En lisant votre livre, je n’ai pu m’empêcher de penser à Maïmouna  d’Abdoulaye Sadji, que pensez-vous de ce rapprochement ?

Je pense que ce rapprochement n’est pas pertinent si on prend les thèmes principaux abordés, le livre d’Abdoulaye Sadji parle des enjeux d’une authenticité africaine face une modernité factice, compare une vie paysanne et humaine, à une vie citadine et mondaine basée sur le paraître, l’auteur parle aussi de l’ambition sociale, de la naïveté, de la tromperie amoureuse…

Pause musicale : Chimes of freedom c’est la chanson que vous avez choisie

Merci à l’Artiste-Ministre Youssou Ndour pour cette chanson optimiste. Le refrain dit : « Et nous avons regardé fixement au-dessus des carillons de la liberté qui éclataient. »… Il faut aussi préciser que c’est une chanson de Bob Dylan à la base.
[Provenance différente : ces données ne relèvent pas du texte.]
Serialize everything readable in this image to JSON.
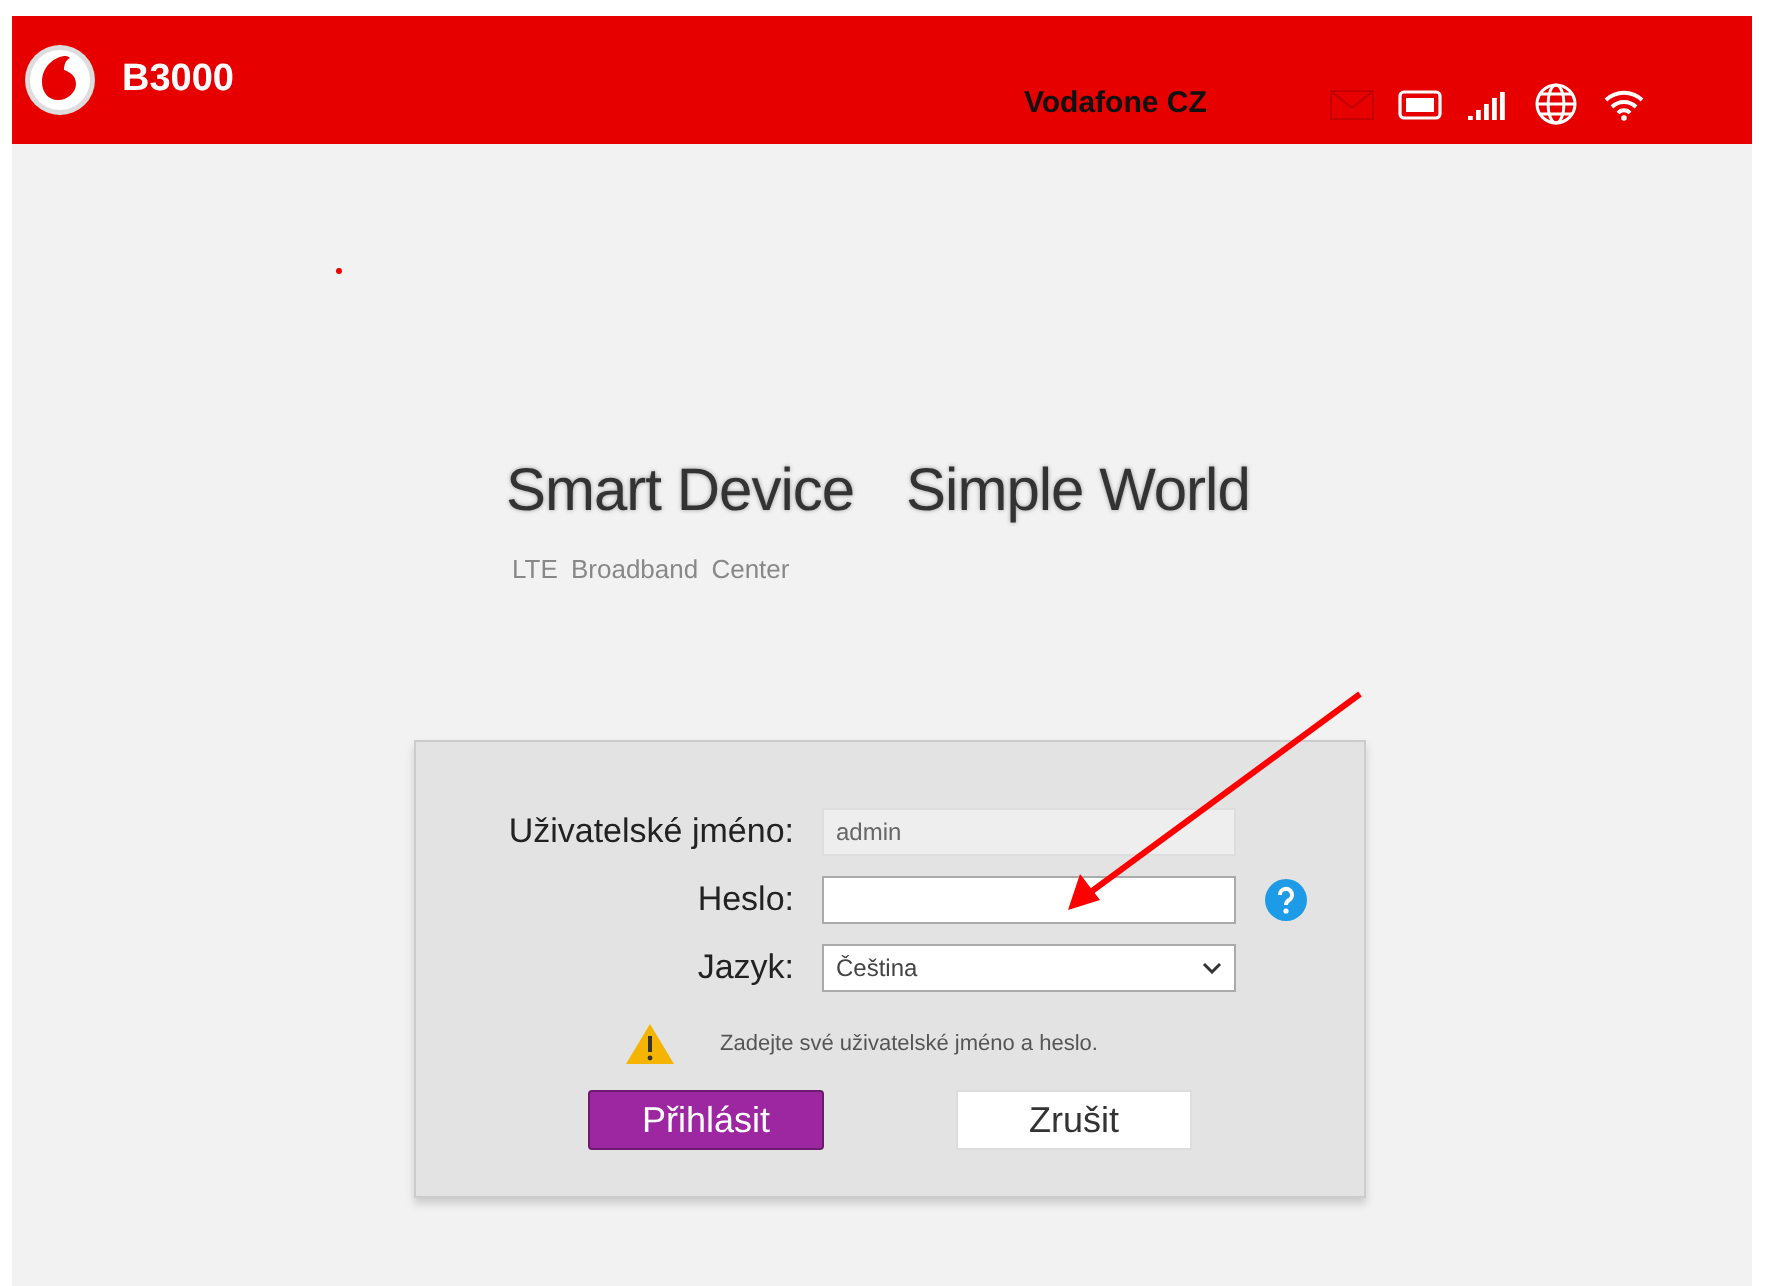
{
  "header": {
    "model": "B3000",
    "operator": "Vodafone CZ"
  },
  "hero": {
    "slogan_left": "Smart Device",
    "slogan_right": "Simple World",
    "subtitle": "LTE Broadband Center"
  },
  "login": {
    "fields": [
      {
        "kind": "text",
        "label": "Uživatelské jméno:",
        "value": "admin",
        "disabled": true
      },
      {
        "kind": "password",
        "label": "Heslo:",
        "disabled": false,
        "help": true
      },
      {
        "kind": "select",
        "label": "Jazyk:",
        "value": "Čeština",
        "disabled": false
      }
    ],
    "message": "Zadejte své uživatelské jméno a heslo.",
    "buttons": [
      {
        "kind": "primary",
        "label": "Přihlásit"
      },
      {
        "kind": "secondary",
        "label": "Zrušit"
      }
    ]
  }
}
La condition de la femme est abordée dans ce livre et notamment la soumission à un ordre patriarcal, c’était une volonté de le traiter ou ce sujet s’est-il imposé à vous.

Ce sujet, j’y ai toujours été très sensible, justement parce mon père m’a élevée tout autrement et n’a jamais essayé de m’imposer ce genre de choses, alors que toutes mes amies autour de moi les subissaient… Bien que nous vivions au Sénégal, où cet ordre patriarcal ou même on peut dire phallocentrique est incontournable, il m’a inculquée assez tôt une volonté d’autonomie et une indépendance incroyable pour une fille, pour une femme, il m’a appris à me débrouiller sans compter sur personne, sans compter sur un homme.

Pour vous, une bonne littérature tient elle aussi à son propos ?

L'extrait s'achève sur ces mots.